В этой демонической ипостаси он передо мной и предстал, когда я пришла в гости к его отцу. Мне было двадцать четыре, я уже несколько месяцев получала второе высшее, изучая ландшафтный дизайн при Католическом университете. Ландшафтную архитектуру у нас вел корифей из корифеев — Габриэль Баррос, чьи немногочисленные творения были воплощением концептуальной строгости. Меня с моим агрономическим образованием обилие специальной терминологии в его лекциях поначалу ставило в тупик. На агронома я отучилась по настоянию родителей: мама считала ландшафтный дизайн развлечением и требовала, чтобы сначала я получила более надежную профессию, отец же, как медик, доказывал необходимость прочной научной базы. С лекциями мне в итоге помог узнавший о моих мучениях однокурсник Мигель, он заодно поведал, что Баррос знаменит неуступчивостью и принципиальностью — как со студентами, так и с заказчиками. Своим студентам он внушал: обсудили с клиентом заявку — и больше ни на какие дилетантские капризы не ведемся. Эта слава несгибаемого обрекала его на затворничество в стенах аудиторий архитектурного факультета. В каждой его фразе, в каждой прочерченной линии чувствовалась одержимость профессией. Имена своих двадцати студентов он запомнил мгновенно и так же быстро определил потолок наших способностей. «Вы, Амелия Тонет, — он называл нас на вы, — чувствуете растения, разбираетесь в них, но рисуете отвратительно. Не набьете руку на эскизах, не получите ощущения пропорций и перспективы. Заведите блокнот для набросков — перед вами наконец откроются все три измерения». Он относился к нам с теплом и участием, не опускаясь при этом до панибратства. За наши работы Баррос переживал как за свои, всегда держал двери своего кабинета открытыми, охотно беседовал после занятий в столовой или в зеленых патио колониального кампуса, интересовался нашей жизнью — даже романчиками на курсе. Еще он умело пользовался своими актерскими способностями — не упускал случая процитировать подходящий афоризм, с лету изобразить забавный акцент, состроить гримасу в ответ на очевидную глупость.

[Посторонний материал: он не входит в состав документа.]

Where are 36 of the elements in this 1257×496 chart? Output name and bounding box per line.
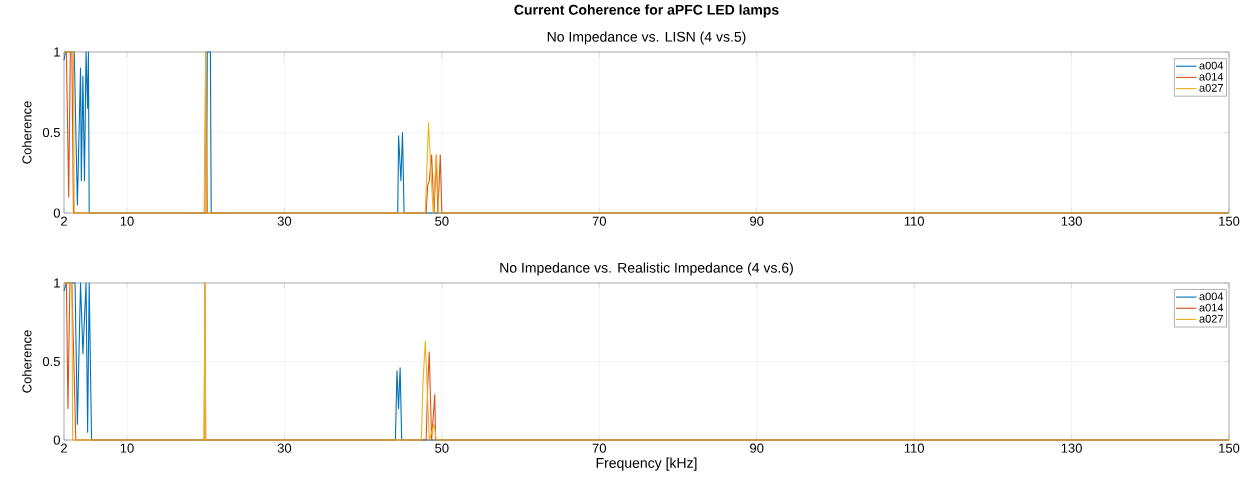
- x-tick-label: 10: [120, 216, 134, 226]
- y-tick-label: 0: [53, 435, 60, 445]
- legend-label: a004: [1199, 292, 1224, 301]
- x-tick-label: 70: [592, 443, 606, 453]
- y-tick-label: 0: [53, 208, 60, 218]
- chart-title: Current Coherence for aPFC LED lamps: [514, 4, 779, 18]
- x-tick-label: 50: [435, 443, 449, 453]
- legend-label: a027: [1199, 314, 1223, 323]
- y-tick-label: 0.5: [42, 127, 60, 138]
- x-tick-label: 150: [1219, 216, 1240, 226]
- x-tick-label: 70: [592, 216, 606, 226]
- x-tick-label: 110: [904, 443, 924, 453]
- y-tick-label: 1: [54, 278, 60, 288]
- x-axis-title: Frequency [kHz]: [596, 457, 697, 471]
- x-tick-label: 90: [750, 443, 764, 453]
- legend-label: a004: [1199, 61, 1224, 70]
- y-axis-title: Coherence: [21, 330, 32, 393]
- y-tick-label: 0.5: [42, 356, 60, 367]
- x-tick-label: 2: [61, 443, 67, 453]
- x-tick-label: 130: [1061, 443, 1082, 453]
- chart-subtitle: No Impedance vs. LISN (4 vs.5): [547, 31, 746, 45]
- legend-label: a014: [1199, 303, 1224, 312]
- legend-label: a027: [1199, 84, 1223, 92]
- x-tick-label: 30: [277, 216, 292, 226]
- x-tick-label: 2: [61, 216, 67, 226]
- chart-title: No Impedance vs. Realistic Impedance (4 vs.6): [500, 262, 793, 276]
- y-tick-label: 1: [54, 47, 60, 57]
- x-tick-label: 30: [277, 443, 292, 453]
- y-axis-title: Coherence: [21, 101, 32, 164]
- x-tick-label: 150: [1219, 443, 1240, 453]
- x-tick-label: 130: [1061, 216, 1082, 226]
- legend-label: a014: [1199, 72, 1224, 81]
- x-tick-label: 90: [750, 216, 764, 226]
- x-tick-label: 50: [435, 216, 449, 226]
- x-tick-label: 10: [120, 443, 134, 453]
- x-tick-label: 110: [904, 216, 924, 226]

Праздновать окончание семестра он пригласил нас к себе домой. Так я неожиданно очутилась в унылом доме постройки восьмидесятых на узкой улице Лас-Виолетас в Провиденсии. Баррос жил на последнем этаже, откуда открывался вид на море огней, раскинувшееся до южной границы города. В гостиной попадались предметы дизайнерской мебели — например, шезлонг кумира Барроса. Миса ван дель Роэ, и пара кресел «Василий» Марселя Брейера. Я подосадовала, что такой прославленный архитектор живет не в самолично спроектированном доме, а в обычной квартире с низкими потолками. Похоже, на преподавательскую зарплату он разгуляться не мог. Однако Мигель мои сочувственные настроения развеял: Баррос уже построил себе дом, которым восхищались все коллеги, а через некоторое время продал строительной компании, и теперь на его месте красуется многоэтажка. Шедевр остался лишь на фотографиях в университетской библиотеке. Барросу предложили баснословные деньги, и он не устоял, потому что любил роскошь: изысканный фуршетный стол, цветы в каждой комнате, серебряные подносы в руках официантов, картины с известными подписями — все это не оставляло сомнений в утонченном вкусе хозяина квартиры.
Эсекьель стоял у неразожженного камина с бокалом виски в руке и развлекал какую-то женщину, жестикулируя свободной рукой, смеясь (да еще как!) и наклоняясь к собеседнице все ниже. Но я тогда клюнула не столько на его раскованность, сколько на внешность. Хулой, высокий, с густыми римскими кудрями — ни дать ни взять молодой патриций, переодевшийся из тоги в джинсы и футболку, под которыми угадывались тугие мышцы (худоба оказалась атлетической подтянутостью).
Сейчас мне так странно бывает видеть подобный претенциозный до пошлости образ, в котором ясно читается, кого человек из себя строит и какой сложившейся в голове картинке пытается соответствовать. Позерство, актерский этюд… Наверное, все же не случаен этот архетип юного патриция, уверенного в неизбежности лавров и триумфов, но не подозревающего, какими усилиями все это будет достигнуто, балансирующего на грани между честолюбием и самообольщением. И хотя Эсекьель в свои двадцать пять уже вполне мог называться мужчиной, тогда, при первой встрече — и потом это впечатление подтвердилось, — я увидела в нем порывистого юношу. В его манерах чувствовался напор, в жестах — беспокойство, в речи — торопливость, верный признак, что в характере происходит брожение и до относительного равновесия еще далеко.